The overtime surge is largely driven by the department’s traffic enforcement division and stems, in part, from a basic scheduling conflict: traffic officers tend to work afternoon and evening shifts when traffic – and traffic violations – peak, then must appear in court in the mornings to testify about the tickets they issued.

Over the past five fiscal years, seven out of the 10 highest police overtime earners worked in traffic enforcement and, together, banked a whopping $3.5 million in overtime alone. Citation records obtained by the Chronicle for Davis, one of the seven, show he devoted a large part of two workdays every week to court activities.

In what could compound the issue, a new contract approved by Houston City Council for the department’s more than 5,200 officers doubled the minimum overtime pay for court appearances from two to four hours. That means police that show up to court will earn at least four hours of overtime even if they only spend 10 minutes at the courthouse.

Officials with the Houston Police Department didn’t respond to a request for comment about their use of overtime funds. The agency declined to make Davis available for an interview.

“We won’t protect public safety by compromising financial safety,” City Controller Chris Hollins said of the police department’s overtime woes.

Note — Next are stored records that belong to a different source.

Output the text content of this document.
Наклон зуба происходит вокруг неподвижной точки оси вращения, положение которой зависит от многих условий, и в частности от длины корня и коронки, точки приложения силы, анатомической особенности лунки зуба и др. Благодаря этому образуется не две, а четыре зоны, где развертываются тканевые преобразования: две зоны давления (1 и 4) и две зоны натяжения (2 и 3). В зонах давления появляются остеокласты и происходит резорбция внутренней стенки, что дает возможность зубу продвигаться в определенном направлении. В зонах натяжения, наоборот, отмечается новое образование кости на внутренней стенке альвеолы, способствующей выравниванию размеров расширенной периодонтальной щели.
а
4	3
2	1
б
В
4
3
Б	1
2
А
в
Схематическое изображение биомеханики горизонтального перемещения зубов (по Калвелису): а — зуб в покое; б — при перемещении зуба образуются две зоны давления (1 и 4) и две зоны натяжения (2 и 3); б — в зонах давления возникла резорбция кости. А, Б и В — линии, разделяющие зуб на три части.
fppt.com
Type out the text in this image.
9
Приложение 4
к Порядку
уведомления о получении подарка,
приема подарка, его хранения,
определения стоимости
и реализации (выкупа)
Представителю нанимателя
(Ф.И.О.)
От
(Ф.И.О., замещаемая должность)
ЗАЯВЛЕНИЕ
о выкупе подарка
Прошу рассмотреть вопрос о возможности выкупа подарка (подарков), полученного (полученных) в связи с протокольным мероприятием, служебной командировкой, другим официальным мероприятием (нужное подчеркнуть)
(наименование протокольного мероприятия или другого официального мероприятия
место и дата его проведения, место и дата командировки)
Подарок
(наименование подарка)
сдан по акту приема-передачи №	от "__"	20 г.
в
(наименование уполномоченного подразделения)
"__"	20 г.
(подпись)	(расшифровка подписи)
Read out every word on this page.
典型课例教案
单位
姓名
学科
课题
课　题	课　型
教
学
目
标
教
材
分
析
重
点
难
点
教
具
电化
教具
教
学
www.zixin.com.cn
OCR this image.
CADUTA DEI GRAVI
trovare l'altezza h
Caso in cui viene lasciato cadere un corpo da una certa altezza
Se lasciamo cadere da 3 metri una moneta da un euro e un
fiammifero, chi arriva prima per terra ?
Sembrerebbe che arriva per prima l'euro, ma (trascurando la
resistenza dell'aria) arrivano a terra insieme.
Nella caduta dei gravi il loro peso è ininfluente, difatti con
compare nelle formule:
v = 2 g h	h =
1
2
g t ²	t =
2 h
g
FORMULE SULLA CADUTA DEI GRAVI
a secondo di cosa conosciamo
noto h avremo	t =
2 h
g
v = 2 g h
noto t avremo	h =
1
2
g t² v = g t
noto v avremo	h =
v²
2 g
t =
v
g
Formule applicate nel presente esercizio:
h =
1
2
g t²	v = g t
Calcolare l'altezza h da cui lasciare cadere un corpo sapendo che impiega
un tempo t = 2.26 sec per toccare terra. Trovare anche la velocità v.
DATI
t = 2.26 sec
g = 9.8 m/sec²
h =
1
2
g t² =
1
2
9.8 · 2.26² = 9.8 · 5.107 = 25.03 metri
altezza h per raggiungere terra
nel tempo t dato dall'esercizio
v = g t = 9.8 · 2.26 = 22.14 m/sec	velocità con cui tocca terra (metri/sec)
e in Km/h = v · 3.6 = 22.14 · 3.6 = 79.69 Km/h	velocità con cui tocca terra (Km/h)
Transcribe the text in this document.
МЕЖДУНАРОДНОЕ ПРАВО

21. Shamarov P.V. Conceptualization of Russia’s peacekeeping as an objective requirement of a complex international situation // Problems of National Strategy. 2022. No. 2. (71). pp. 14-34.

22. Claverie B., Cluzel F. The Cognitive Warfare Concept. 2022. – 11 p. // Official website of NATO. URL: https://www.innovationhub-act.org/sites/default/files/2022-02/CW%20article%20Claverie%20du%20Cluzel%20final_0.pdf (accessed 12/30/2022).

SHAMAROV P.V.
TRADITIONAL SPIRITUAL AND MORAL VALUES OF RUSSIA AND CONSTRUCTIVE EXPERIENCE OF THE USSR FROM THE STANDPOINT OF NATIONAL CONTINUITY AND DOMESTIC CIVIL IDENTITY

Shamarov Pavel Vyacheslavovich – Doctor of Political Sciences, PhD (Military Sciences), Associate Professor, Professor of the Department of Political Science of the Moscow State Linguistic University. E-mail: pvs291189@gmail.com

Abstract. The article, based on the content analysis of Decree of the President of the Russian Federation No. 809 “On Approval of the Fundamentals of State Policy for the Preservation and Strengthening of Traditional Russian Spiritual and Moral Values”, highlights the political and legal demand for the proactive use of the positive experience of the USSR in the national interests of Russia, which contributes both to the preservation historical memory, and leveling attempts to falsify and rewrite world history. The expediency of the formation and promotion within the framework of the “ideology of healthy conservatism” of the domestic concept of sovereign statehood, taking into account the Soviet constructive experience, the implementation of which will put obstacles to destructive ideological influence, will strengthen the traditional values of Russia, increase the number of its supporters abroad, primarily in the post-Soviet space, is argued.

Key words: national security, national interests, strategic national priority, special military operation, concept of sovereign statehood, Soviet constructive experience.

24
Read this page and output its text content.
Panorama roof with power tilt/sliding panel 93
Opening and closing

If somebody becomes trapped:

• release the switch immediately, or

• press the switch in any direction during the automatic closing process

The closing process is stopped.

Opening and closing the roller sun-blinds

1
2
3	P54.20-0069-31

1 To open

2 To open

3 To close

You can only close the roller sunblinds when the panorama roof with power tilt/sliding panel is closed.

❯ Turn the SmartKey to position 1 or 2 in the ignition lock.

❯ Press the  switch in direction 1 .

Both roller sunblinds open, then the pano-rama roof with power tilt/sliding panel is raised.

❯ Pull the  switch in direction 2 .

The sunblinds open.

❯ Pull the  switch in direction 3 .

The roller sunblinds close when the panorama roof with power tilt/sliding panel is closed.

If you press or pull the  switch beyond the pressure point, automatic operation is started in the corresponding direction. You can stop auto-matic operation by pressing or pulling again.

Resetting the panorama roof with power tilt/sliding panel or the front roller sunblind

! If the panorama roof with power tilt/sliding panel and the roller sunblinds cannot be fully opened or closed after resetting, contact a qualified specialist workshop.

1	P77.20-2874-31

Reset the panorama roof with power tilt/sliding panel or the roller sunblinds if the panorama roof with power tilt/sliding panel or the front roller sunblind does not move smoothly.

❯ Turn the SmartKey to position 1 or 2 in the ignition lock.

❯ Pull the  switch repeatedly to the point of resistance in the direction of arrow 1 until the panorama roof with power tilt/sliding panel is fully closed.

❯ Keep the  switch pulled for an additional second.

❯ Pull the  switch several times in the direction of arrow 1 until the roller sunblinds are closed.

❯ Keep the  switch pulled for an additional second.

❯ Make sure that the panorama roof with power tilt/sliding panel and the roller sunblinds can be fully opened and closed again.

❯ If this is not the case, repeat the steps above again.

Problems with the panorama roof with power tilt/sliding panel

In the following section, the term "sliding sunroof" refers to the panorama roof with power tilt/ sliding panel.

The police department’s overtime spending consistently surpasses budget projections and underestimates those costs again in the upcoming fiscal year, Hollins said.

“It’s time to invest in smarter workforce planning, more accurate forecasting and better fiscal discipline across the board,” he said.

Houston police leaders can control some aspects of overtime spending, by managing schedules and hiring more officers full-time, but some budget issues are outside of their direct control, said Doug Griffith, president of the Houston Police Officers Union. And the 2026 fiscal year, which will include major events like the 2026 FIFA World Cup, looks to be an expensive year for overtime spending.

“Just wait until next year with FIFA and it being 21 days,” Griffith said. “If you don’t think there’s going to be a ton of overtime spending during that event, you’re sadly mistaken.”

Traffic enforcement and staffing for major events are inherently expensive types of policing, Griffith said. And it’s hard to budget for them, because so much of it comes via state and federal initiatives and at the request of the mayor and individual councilmembers.

Mayor John Whitmire, for instance, has talked publicly about how more traffic enforcement will be a priority moving forward. And traffic officers have already written more than 1,000 citations as part of highly-publicized one- and two-day operations on the city’s roadways.

It’s a long story and that’s a gift link, so read the rest. Just a couple of high-level thoughts:

– One way or another, we have to get this cost under control. I’d take the Mayor’s entire “root out waste” schtick more seriously if he put a higher priority on stuff like this. His answer is to hire more cops, in part by paying them a lot more, but that neither addresses the scheduling issues for traffic patrol cops nor fixes things in the short term. Given that 2026 is going to be a big year for this kind of spending, what are we going to do about that?

– One thing we could do is crack down on cops who abuse the overtime system, as documented in the story. That sort of thing should not only be a firable offense, it should be potentially a criminal offense. I feel like that would go a long way, but I doubt there’s anything in the collective bargaining agreement or in this Mayor’s DNA that would allow for that. Demanding that HPD be more efficient just isn’t in the cards.

– We absolutely do need traffic enforcement, as anyone who has marveled at the lunacy of too many drivers in this town can attest. But much of what we get are speed traps that to my mind have limited usefulness. And in the meantime, we’re prioritizing vehicular speed in our road designs over safety, which just makes no sense at all.

– What most of this comes down to for me is the concern that there’s no mechanism in place to enforce reasonable spending controls at HPD, ones that put a premium on high-value work like clearing cases. And we’re not getting something like that anytime soon.